Expressing the query need not be so prone to kludges.  Improved
database design might represent things without flags.  Or the problem
may be a poor fit for the data model.  Or the object may be susceptible
to representing as an ADT which returns values without all the math
or logic in each query.  The point here is, yes you can write the
query, no it's not a good solution, but without knowing more about
your problem one can't say how to get a better solution.

-- Jon
-- 
Jonathan Krueger    jkrueger@dtic.dla.mil   uunet!dgis!jkrueger
Drop in next time you're in the tri-planet area!

daveb@comspec.uucp (dave berman) (07/11/90)
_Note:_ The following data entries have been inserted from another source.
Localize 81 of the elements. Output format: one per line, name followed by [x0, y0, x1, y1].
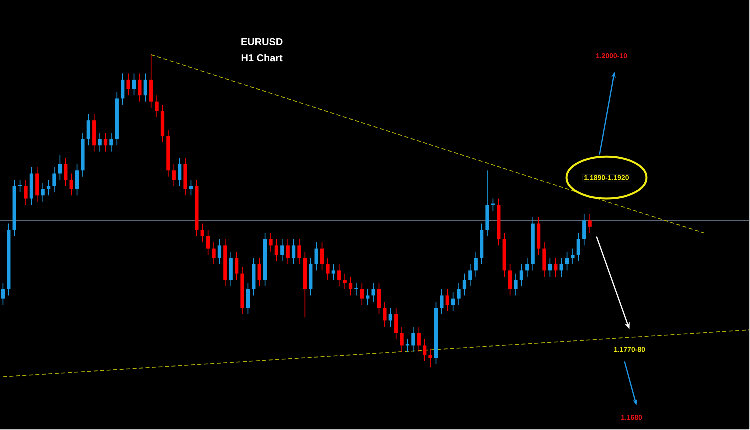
candlestick: [576, 232, 580, 262]
candlestick: [320, 242, 324, 272]
candlestick: [326, 258, 330, 281]
candlestick: [121, 74, 125, 106]
candlestick: [70, 174, 74, 196]
candlestick: [218, 239, 222, 266]
candlestick: [314, 242, 318, 272]
candlestick: [258, 258, 262, 287]
candlestick: [292, 239, 296, 266]
candlestick: [423, 339, 427, 362]
candlestick: [338, 264, 342, 287]
candlestick: [560, 258, 564, 278]
candlestick: [98, 132, 102, 152]
candlestick: [280, 239, 284, 262]
chart-subtitle: H1 Chart: [242, 54, 283, 62]
candlestick: [554, 258, 558, 278]
candlestick: [417, 326, 421, 353]
candlestick: [200, 224, 204, 244]
candlestick: [468, 264, 472, 287]
chart-title: EURUSD: [242, 38, 283, 46]
candlestick: [138, 74, 142, 102]
candlestick: [172, 164, 176, 187]
candlestick: [234, 252, 239, 281]
candlestick: [189, 180, 194, 196]
candlestick: [64, 158, 68, 187]
candlestick: [526, 258, 530, 278]
candlestick: [246, 283, 250, 316]
candlestick: [46, 180, 51, 196]
candlestick: [18, 180, 22, 194]
candlestick: [508, 264, 512, 296]
candlestick: [178, 158, 182, 187]
candlestick: [212, 242, 216, 266]
candlestick: [394, 308, 398, 340]
candlestick: [462, 274, 467, 296]
candlestick: [150, 54, 154, 109]
candlestick: [41, 182, 45, 203]
candlestick: [383, 302, 387, 328]
candlestick: [229, 252, 233, 287]
candlestick: [52, 167, 56, 194]
candlestick: [298, 239, 302, 266]
candlestick: [360, 283, 364, 306]
candlestick: [36, 167, 40, 203]
candlestick: [286, 239, 290, 266]
candlestick: [388, 308, 392, 328]
candlestick: [24, 180, 28, 206]
candlestick: [457, 283, 461, 306]
candlestick: [126, 74, 130, 96]
candlestick: [269, 232, 273, 253]
candlestick: [377, 283, 382, 316]
candlestick: [582, 214, 586, 246]
candlestick: [274, 239, 279, 262]
candlestick: [332, 264, 336, 281]
candlestick: [514, 274, 518, 296]
candlestick: [446, 289, 450, 312]
candlestick: [452, 292, 456, 312]
candlestick: [428, 348, 432, 368]
candlestick: [206, 230, 210, 256]
candlestick: [520, 264, 524, 287]
candlestick: [144, 74, 148, 102]
candlestick: [542, 242, 546, 278]
candlestick: [110, 132, 114, 152]
candlestick: [565, 252, 570, 272]
candlestick: [571, 248, 575, 266]
candlestick: [354, 283, 358, 296]
candlestick: [86, 114, 90, 146]
candlestick: [58, 154, 62, 181]
candlestick: [440, 289, 444, 316]
candlestick: [155, 95, 159, 118]
candlestick: [548, 258, 552, 278]
candlestick: [474, 252, 478, 278]
candlestick: [343, 274, 347, 290]
candlestick: [400, 326, 404, 353]
candlestick: [366, 289, 370, 306]
candlestick: [372, 283, 376, 303]
candlestick: [588, 214, 592, 234]
candlestick: [1, 283, 6, 306]
candlestick: [75, 164, 80, 196]
candlestick: [412, 326, 416, 353]
candlestick: [348, 276, 353, 296]
candlestick: [132, 74, 136, 96]
candlestick: [104, 132, 108, 152]
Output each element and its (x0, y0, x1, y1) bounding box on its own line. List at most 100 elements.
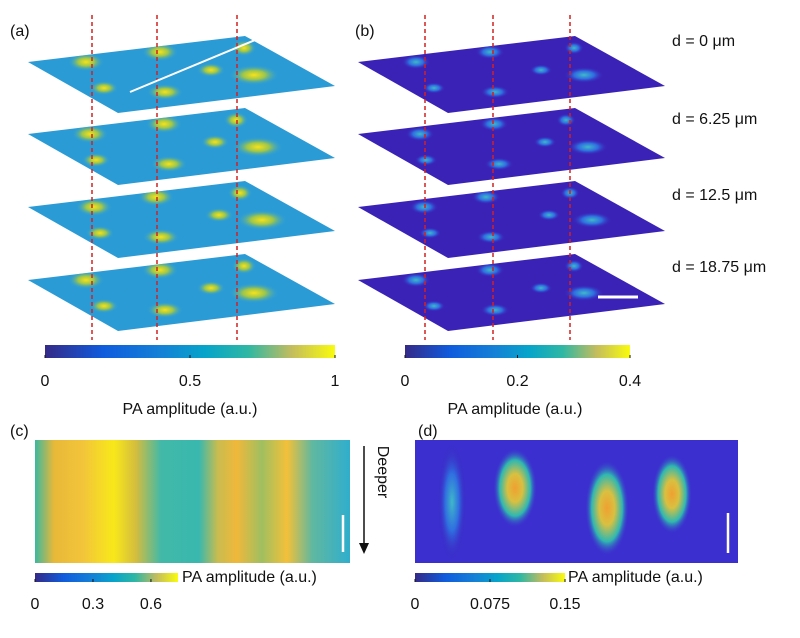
slice-blobs (72, 112, 283, 172)
colorbar (45, 345, 335, 358)
panel-label: (b) (355, 23, 375, 40)
blob (142, 261, 178, 279)
blob (556, 113, 576, 127)
blob (138, 188, 174, 206)
blob (197, 63, 225, 77)
depth-image (415, 440, 738, 563)
slice-blobs (401, 259, 604, 317)
profile-line (129, 39, 256, 93)
slice (28, 254, 335, 331)
blob (68, 271, 104, 289)
blob (422, 300, 446, 312)
colorbar (415, 573, 565, 582)
blob (146, 115, 182, 133)
slice-blobs (405, 113, 608, 171)
blob (90, 299, 118, 313)
blob (86, 226, 114, 240)
blob (405, 126, 435, 142)
slice-blobs (68, 258, 279, 318)
blob (147, 302, 183, 318)
depth-label: d = 0 μm (672, 33, 735, 50)
arrow-head (359, 543, 369, 554)
blob (233, 137, 283, 157)
depth-label: d = 12.5 μm (672, 187, 757, 204)
blob (142, 43, 178, 61)
blob (197, 281, 225, 295)
blob (564, 41, 584, 55)
colorbar-tick-label: 0 (411, 596, 420, 613)
blob (147, 84, 183, 100)
blob (72, 125, 108, 143)
blob (572, 212, 612, 228)
colorbar-label: PA amplitude (a.u.) (182, 569, 317, 586)
colorbar-tick-label: 0 (41, 373, 50, 390)
blob (484, 157, 514, 171)
blob (409, 199, 439, 215)
colorbar-tick-label: 1 (331, 373, 340, 390)
colorbar-label: PA amplitude (a.u.) (568, 569, 703, 586)
blob (414, 154, 438, 166)
blob (480, 303, 510, 317)
blob (471, 189, 501, 205)
blob (151, 156, 187, 172)
blob (418, 227, 442, 239)
blob (537, 209, 561, 221)
colorbar-label: PA amplitude (a.u.) (448, 401, 583, 418)
blob (564, 259, 584, 273)
slice (28, 36, 335, 113)
blob (229, 65, 279, 85)
blob (401, 54, 431, 70)
colorbar-tick-label: 0.4 (619, 373, 641, 390)
slice-blobs (401, 41, 604, 99)
slice-blobs (68, 40, 279, 100)
colorbar-tick-label: 0 (31, 596, 40, 613)
colorbar-tick-label: 0.5 (179, 373, 201, 390)
blob (229, 283, 279, 303)
blob (529, 64, 553, 76)
panel-label: (d) (418, 423, 438, 440)
slice (358, 108, 665, 185)
slice (28, 108, 335, 185)
panel-label: (c) (10, 423, 29, 440)
blob (90, 81, 118, 95)
blob (68, 53, 104, 71)
colorbar-tick-label: 0.6 (140, 596, 162, 613)
colorbar-tick-label: 0.075 (470, 596, 510, 613)
blob (401, 272, 431, 288)
blob (82, 153, 110, 167)
colorbar-tick-label: 0 (401, 373, 410, 390)
blob (143, 229, 179, 245)
blob (76, 198, 112, 216)
panel-label: (a) (10, 23, 30, 40)
blob (564, 285, 604, 301)
blob (232, 40, 256, 56)
blob (568, 139, 608, 155)
colorbar-tick-label: 0.15 (549, 596, 580, 613)
depth-label: d = 6.25 μm (672, 111, 757, 128)
blob (475, 44, 505, 60)
blob (422, 82, 446, 94)
slice (358, 181, 665, 258)
slice (358, 254, 665, 331)
colorbar (35, 573, 178, 582)
blob (228, 185, 252, 201)
blob (564, 67, 604, 83)
annotation: Deeper (374, 446, 391, 499)
slice-stacks (28, 15, 665, 340)
blob (529, 282, 553, 294)
blob (237, 210, 287, 230)
colorbar-label: PA amplitude (a.u.) (123, 401, 258, 418)
blob (475, 262, 505, 278)
blob (533, 136, 557, 148)
depth-image (35, 440, 350, 563)
blob (479, 116, 509, 132)
blob (201, 135, 229, 149)
slice-blobs (76, 185, 287, 245)
blob (224, 112, 248, 128)
blob (480, 85, 510, 99)
colorbar (405, 345, 630, 358)
blob (232, 258, 256, 274)
colorbar-tick-label: 0.2 (506, 373, 528, 390)
blob (476, 230, 506, 244)
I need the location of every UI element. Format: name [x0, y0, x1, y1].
In article <10698@chaph.usc.edu>, ajayshah@aludra.usc.edu (Ajay Shah) writes:
> I'm pretty naive of databases and SQL, and wondered how this
> query would be represented using SQL:
>       There is a table containing fields X Y and FLAG.  FLAG
>       takes values zero or one.  One wishes to create the
>       summation over the table of a variable Z where Z is defined
>       as follows:
>               If (flag = 0) then Z := X - Y
>                       else Z := X + Y
> Ajay Shah, (213)747-9991, ajayshah@usc.edu

Change your original premise, of FLAG equal to 0 or 1, to FLAG equal to -1 or
+1. The new SQL becomes

SQL> SELECT TOTAL( X + FLAG*Y ) FROM tablename;

To change the entire file to the correct format simply

SQL> CHANGE FLAG TO -1 FOR FLAG = 0 IN tablename;

Disclaimer: Since your question was kinda theoretical, my answer is
theoretical as well, since it combines the syntax of a couple of different SQL
implementations I use. The concepts transfer fine, but the syntax and keywords
change a little.

Keep well,       -dave
-- 
Dave Berman
436 Perth Av #U-907   daveb@comspec.UUCP   Computer at work
Toronto Ontario       uunet!mnetor!becker!comspec!daveb
Canada M6P 3Y7        416-785-3668         Fax at work

jeffl@sybase.Sybase.COM (Jeff Lichtman) (07/14/90)

> 	There is a table containing fields X Y and FLAG.  FLAG
> 	takes values zero or one.  One wishes to create the
> 	summation over the table of a variable Z where Z is defined
> 	as follows:
> 
> 		If (flag = 0) then Z := X - Y
> 			else Z := X + Y

	select (select sum(X - Y) from TAB where FLAG = 0) +
		(select sum(X + Y) from TAB where FLAG = 1)

A potential problem here is that the FLAG column isn't very selective.
Even if you have an index on that column, the query optimizer may
decide not to use the index for at least one of the subqueries.  So,
unless you're careful, you could end up with two full scans of the data.

Suppose you redefined your data, so that the FLAG column contained either
1 or -1 instead of 1 or 0.  That would allow you to write the query like this:

	select sum(X + Y * FLAG) from TAB

This way, you scan the table exactly once.

If you can't use -1 instead of 0 in the FLAG column, you could write the
query like this:

	select sum(X + 2.0 * (Y * (FLAG - 0.5))) from TAB

You may have to massage this query to make it work, since different database
systems have different rules for arithmetic conversion.

I hope this helps!
---
Jeff Lichtman at Sybase
{mtxinu,pacbell}!sybase!jeffl  -or- jeffl@sybase.com
"Saints should always be judged guilty until they are proved innocent..."

jkrueger@dgis.dtic.dla.mil (Jon) (07/20/90)

jeffl@sybase.Sybase.COM (Jeff Lichtman) writes:

>	select (select sum(X - Y) from TAB where FLAG = 0) +
>		(select sum(X + Y) from TAB where FLAG = 1)

An excellent solution, except it isn't what the question asked for, SQL.

-- Jon
-- 
Jonathan Krueger    jkrueger@dtic.dla.mil   uunet!dgis!jkrueger
Drop in next time you're in the tri-planet area!